Defendant had been found guilty of adultery and could not have obtained a divorce from the wife. As the guilty party, he had no right to dictate the entry of a decree releasing him from the bonds of matrimony. The result of the entry of the order of the lower court was to indirectly grant defendant a divorce which his wrongdoing would have prevented him from obtaining otherwise.
The present record shows that the wife advised the court that she was undecided as to whether she wished to proceed with the action to a final decree. Her expressed indecision was tantamount to advising the court that she did not desire a divorce at that time.

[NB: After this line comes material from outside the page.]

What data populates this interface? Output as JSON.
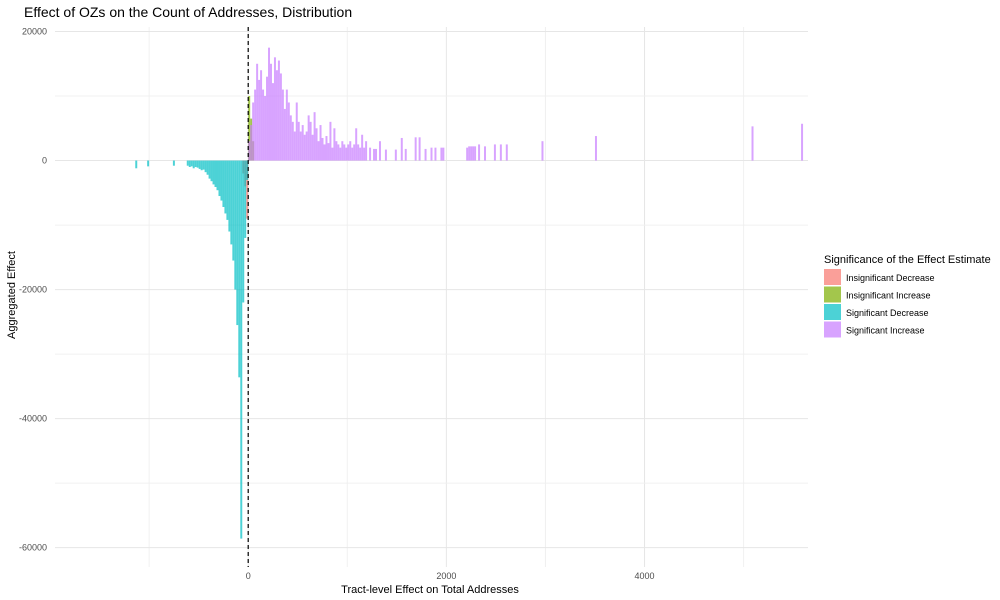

Under the foregoing facts, the court was in error in entering the final divorce decree. Case v. Case, 243 S.C. 447, 134 S.E.2d 394.Case involved an action for divorce. After proof of desertion, entitling plaintiff to a divorce, an oral announcement by the court was made that a decree of divorce on that ground would be granted. Subsequently, the defendant moved for the issuance of an order on that ground. At the hearing, plaintiff's request for a nonsuit as to her demand for divorce was granted and defendant appealed. The court affirmed the order granting the nonsuit on the ground that defendant, the guilty spouse, had no right to demand that the final decree of divorce be granted, even though an oral decision had been announced that such a decree would be later entered. The option rested entirely with the innocent party whether a divorce would ever be sought or whether the divorce action would be continued once it was started. The reasoning of the court was that the law, which favors the dismissal of divorce actions and the reconciliation of the parties, will not force a divorce upon a party entitled to it, if he does not then desire it. The court quoted the following from Vinyard v. Vinyard, Del., 48 A.2d 497: "To permit him (the guilty spouse) now to insist upon a final decree would be to grant him a divorce indirectly when by the findings of this Court he has no right to obtain one directly."
The right of the court to dismiss an action for divorce for failure of the prevailing party to seek a final decree is not here involved. See: Annotation: 151 A.L.R. 849. We simply decide that, under the present facts, the court was in error in entering the final divorce decree when the plaintiff indicated that she did not desire a divorce at that time.
While the wife has argued exceptions to the provisions of the decree relating to the settlement of property rights and support, these are not considered. These issues are best decided in the light of the wife's final decision on the question of divorce. The final order of the lower court is accordingly reversed, leaving all issues with reference to the entry of a final divorce decree, permanent support, and counsel fees for further consideration on remand.
Reversed and remanded.
MOSS, C.J., and BUSSEY, BRAILSFORD and LITTLEJOHN, JJ., concur.